Offenbar kann auf den Schauplätzen eures Lebensgeschehens das Wohl des einen des anderen Verderben sein.

Hitler verfolgte seine Version „des Guten“ mit unbeirrbarem Fanatismus. Er glaubte an die Überlegenheit und sittliche Lauterkeit der „arischen Rasse“. In seiner übersteigerten, idealisierten Version der Wirklichkeit sah er die arische Rasse als „von Natur aus“ zur Herrschaft über die Menschheit bestimmt.

Er glaubte an heroische Eigenschaften und war geblendet von der idealisierten Version eines arischen Übermenschen, der gesund und stark an Körper und Geist sein sollte. Um dieses Ziel zu erreichen, war Hitler bereit, die übrige Menschheit zu opfern. „Das Übel muß ausgerottet werden“. Diese unselige Litanei steht hinter dem Glauben zahlreicher – wissenschaftlicher wie auch religiöser – Kulte, und Hitlers Arierreich war eine abstruse Verquickung der okkultesten Aspekte von Religion und Wissenschaft, in der den kultistischen Tendenzen beider nach Kräften Vorschub geleistet wurde.

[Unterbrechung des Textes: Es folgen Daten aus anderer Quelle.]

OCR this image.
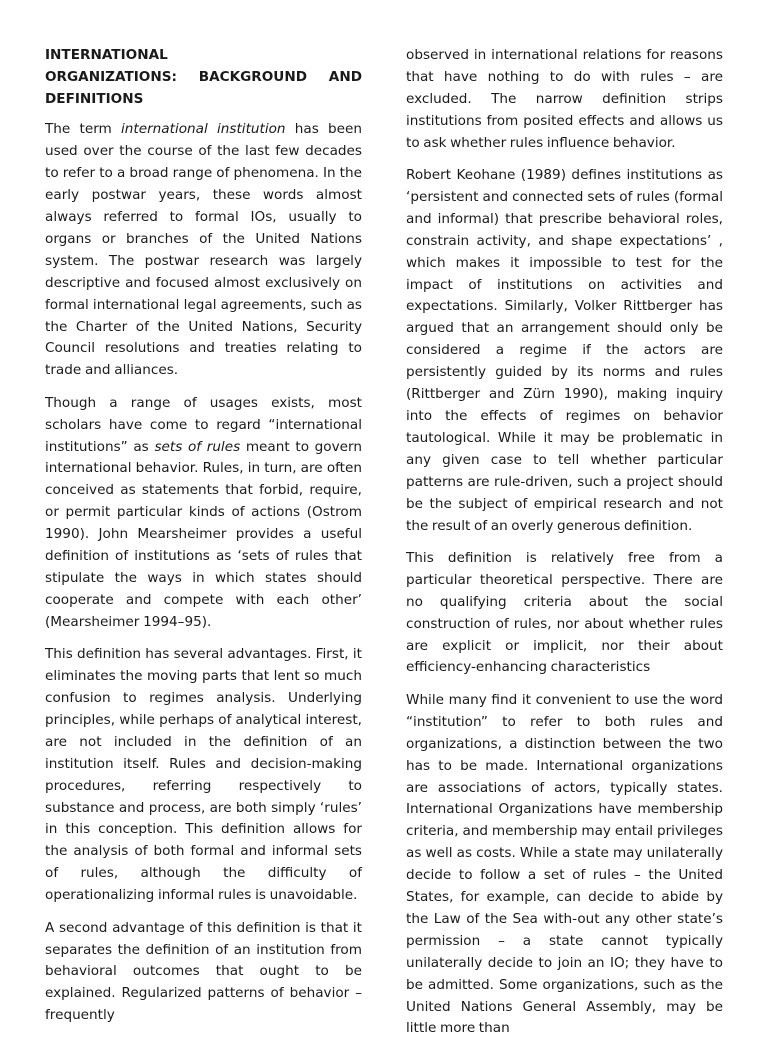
INTERNATIONAL
ORGANIZATIONS: BACKGROUND AND
DEFINITIONS

The term international institution has been used over the course of the last few decades to refer to a broad range of phenomena. In the early postwar years, these words almost always referred to formal IOs, usually to organs or branches of the United Nations system. The postwar research was largely descriptive and focused almost exclusively on formal international legal agreements, such as the Charter of the United Nations, Security Council resolutions and treaties relating to trade and alliances.

Though a range of usages exists, most scholars have come to regard “international institutions” as sets of rules meant to govern international behavior. Rules, in turn, are often conceived as statements that forbid, require, or permit particular kinds of actions (Ostrom 1990). John Mearsheimer provides a useful definition of institutions as ‘sets of rules that stipulate the ways in which states should cooperate and compete with each other’ (Mearsheimer 1994–95).

This definition has several advantages. First, it eliminates the moving parts that lent so much confusion to regimes analysis. Underlying principles, while perhaps of analytical interest, are not included in the definition of an institution itself. Rules and decision-making procedures, referring respectively to substance and process, are both simply ‘rules’ in this conception. This definition allows for the analysis of both formal and informal sets of rules, although the difficulty of operationalizing informal rules is unavoidable.

A second advantage of this definition is that it separates the definition of an institution from behavioral outcomes that ought to be explained. Regularized patterns of behavior – frequently

observed in international relations for reasons that have nothing to do with rules – are excluded. The narrow definition strips institutions from posited effects and allows us to ask whether rules influence behavior.

Robert Keohane (1989) defines institutions as ‘persistent and connected sets of rules (formal and informal) that prescribe behavioral roles, constrain activity, and shape expectations’ , which makes it impossible to test for the impact of institutions on activities and expectations. Similarly, Volker Rittberger has argued that an arrangement should only be considered a regime if the actors are persistently guided by its norms and rules (Rittberger and Zürn 1990), making inquiry into the effects of regimes on behavior tautological. While it may be problematic in any given case to tell whether particular patterns are rule-driven, such a project should be the subject of empirical research and not the result of an overly generous definition.

This definition is relatively free from a particular theoretical perspective. There are no qualifying criteria about the social construction of rules, nor about whether rules are explicit or implicit, nor their about efficiency-enhancing characteristics

While many find it convenient to use the word “institution” to refer to both rules and organizations, a distinction between the two has to be made. International organizations are associations of actors, typically states. International Organizations have membership criteria, and membership may entail privileges as well as costs. While a state may unilaterally decide to follow a set of rules – the United States, for example, can decide to abide by the Law of the Sea with-out any other state’s permission – a state cannot typically unilaterally decide to join an IO; they have to be admitted. Some organizations, such as the United Nations General Assembly, may be little more than
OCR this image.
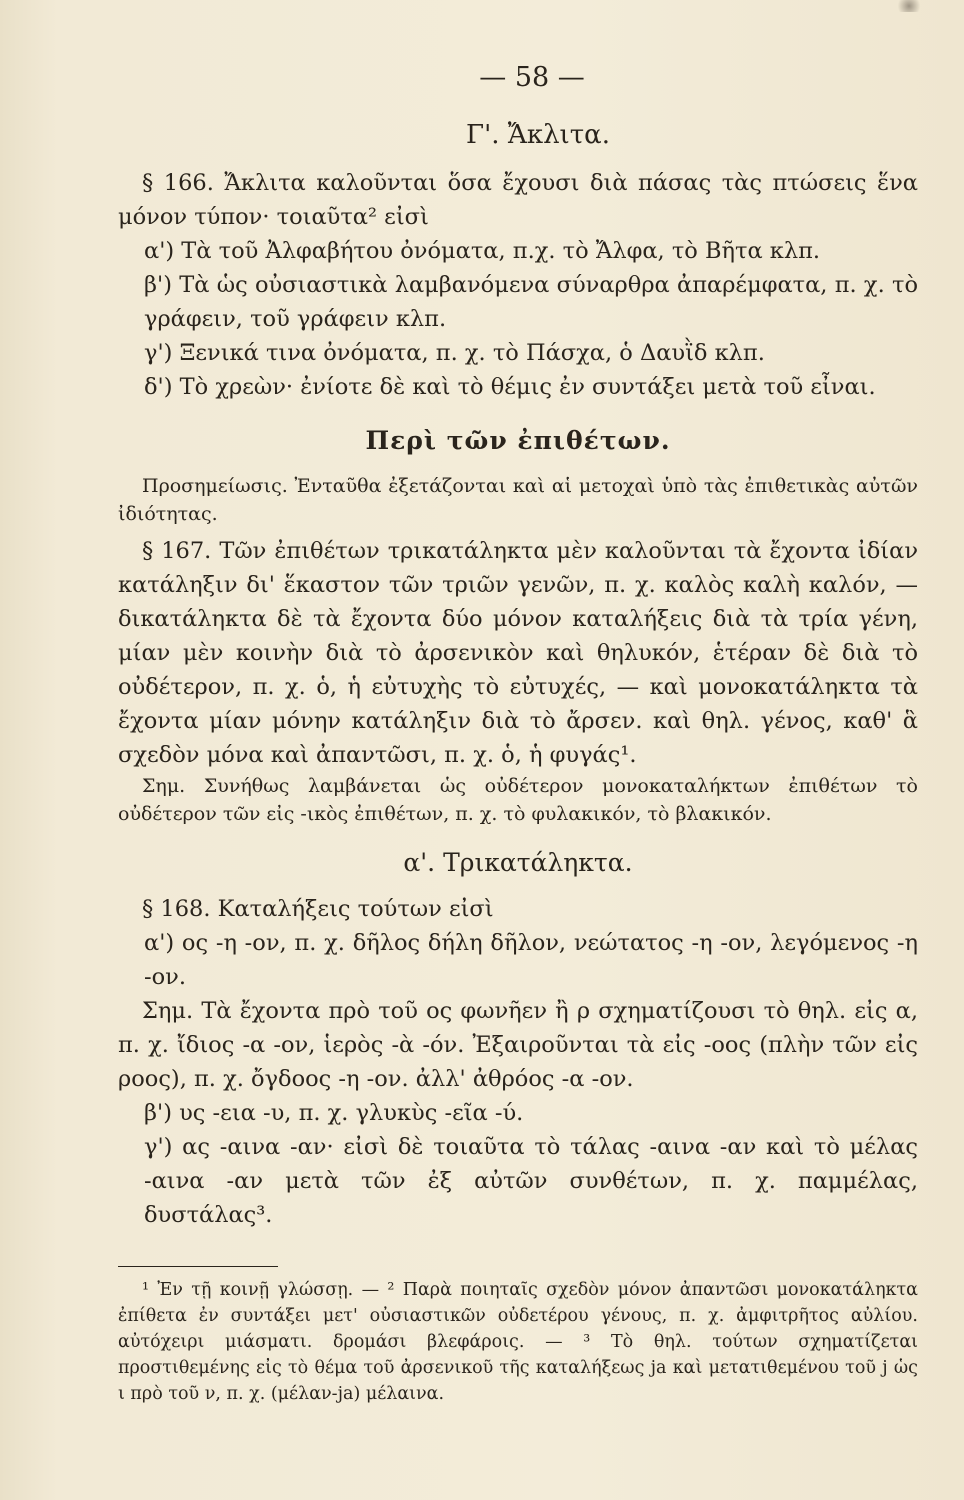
— 58 —
Γ'. Ἄκλιτα.

§ 166. Ἄκλιτα καλοῦνται ὅσα ἔχουσι διὰ πάσας τὰς πτώσεις ἕνα μόνον τύπον· τοιαῦτα² εἰσὶ

α') Τὰ τοῦ Ἀλφαβήτου ὀνόματα, π.χ. τὸ Ἄλφα, τὸ Βῆτα κλπ.

β') Τὰ ὡς οὐσιαστικὰ λαμβανόμενα σύναρθρα ἀπαρέμφατα, π. χ. τὸ γράφειν, τοῦ γράφειν κλπ.

γ') Ξενικά τινα ὀνόματα, π. χ. τὸ Πάσχα, ὁ Δαυῒδ κλπ.

δ') Τὸ χρεὼν· ἐνίοτε δὲ καὶ τὸ θέμις ἐν συντάξει μετὰ τοῦ εἶναι.

Περὶ τῶν ἐπιθέτων.

Προσημείωσις. Ἐνταῦθα ἐξετάζονται καὶ αἱ μετοχαὶ ὑπὸ τὰς ἐπιθετικὰς αὐτῶν ἰδιότητας.

§ 167. Τῶν ἐπιθέτων τρικατάληκτα μὲν καλοῦνται τὰ ἔχοντα ἰδίαν κατάληξιν δι' ἕκαστον τῶν τριῶν γενῶν, π. χ. καλὸς καλὴ καλόν, — δικατάληκτα δὲ τὰ ἔχοντα δύο μόνον καταλήξεις διὰ τὰ τρία γένη, μίαν μὲν κοινὴν διὰ τὸ ἀρσενικὸν καὶ θηλυκόν, ἑτέραν δὲ διὰ τὸ οὐδέτερον, π. χ. ὁ, ἡ εὐτυχὴς τὸ εὐτυχές, — καὶ μονοκατάληκτα τὰ ἔχοντα μίαν μόνην κατάληξιν διὰ τὸ ἄρσεν. καὶ θηλ. γένος, καθ' ἃ σχεδὸν μόνα καὶ ἀπαντῶσι, π. χ. ὁ, ἡ φυγάς¹.

Σημ. Συνήθως λαμβάνεται ὡς οὐδέτερον μονοκαταλήκτων ἐπιθέτων τὸ οὐδέτερον τῶν εἰς -ικὸς ἐπιθέτων, π. χ. τὸ φυλακικόν, τὸ βλακικόν.

α'. Τρικατάληκτα.

§ 168. Καταλήξεις τούτων εἰσὶ

α') ος -η -ον, π. χ. δῆλος δήλη δῆλον, νεώτατος -η -ον, λεγόμενος -η -ον.

Σημ. Τὰ ἔχοντα πρὸ τοῦ ος φωνῆεν ἢ ρ σχηματίζουσι τὸ θηλ. εἰς α, π. χ. ἴδιος -α -ον, ἱερὸς -ὰ -όν. Ἐξαιροῦνται τὰ εἰς -οος (πλὴν τῶν εἰς ροος), π. χ. ὄγδοος -η -ον. ἀλλ' ἀθρόος -α -ον.

β') υς -εια -υ, π. χ. γλυκὺς -εῖα -ύ.

γ') ας -αινα -αν· εἰσὶ δὲ τοιαῦτα τὸ τάλας -αινα -αν καὶ τὸ μέλας -αινα -αν μετὰ τῶν ἐξ αὐτῶν συνθέτων, π. χ. παμμέλας, δυστάλας³.

¹ Ἐν τῇ κοινῇ γλώσσῃ. — ² Παρὰ ποιηταῖς σχεδὸν μόνον ἀπαντῶσι μονοκατάληκτα ἐπίθετα ἐν συντάξει μετ' οὐσιαστικῶν οὐδετέρου γένους, π. χ. ἀμφιτρῆτος αὐλίου. αὐτόχειρι μιάσματι. δρομάσι βλεφάροις. — ³ Τὸ θηλ. τούτων σχηματίζεται προστιθεμένης εἰς τὸ θέμα τοῦ ἀρσενικοῦ τῆς καταλήξεως ja καὶ μετατιθεμένου τοῦ j ὡς ι πρὸ τοῦ ν, π. χ. (μέλαν-ja) μέλαινα.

In der politischen Arena sollten diese „Ideale“ zur Verwirklichung kommen. Zweifellos war Hitlers Idee vom Guten weder richtig noch umfassend; und auch die verbrecherischsten Handlungsweisen waren gerechtfertigt. Wie konnten Hitlers ursprünglich verschwommene Ideale von nationaler Größe sich zu der Weltkatastrophe bekannten Ausmaßes auswachsen? Die Schritte, die dorthin führten, entsprachen den bereits früher erwähnten Kriterien, die jeder Kulturbewegung anhaften.  Hitlers Tagträume wurden zunehmend grandioser, und in ihrem Licht schien sich der Leidensweg seines Volkes mit jedem Tage zu verschlimmern.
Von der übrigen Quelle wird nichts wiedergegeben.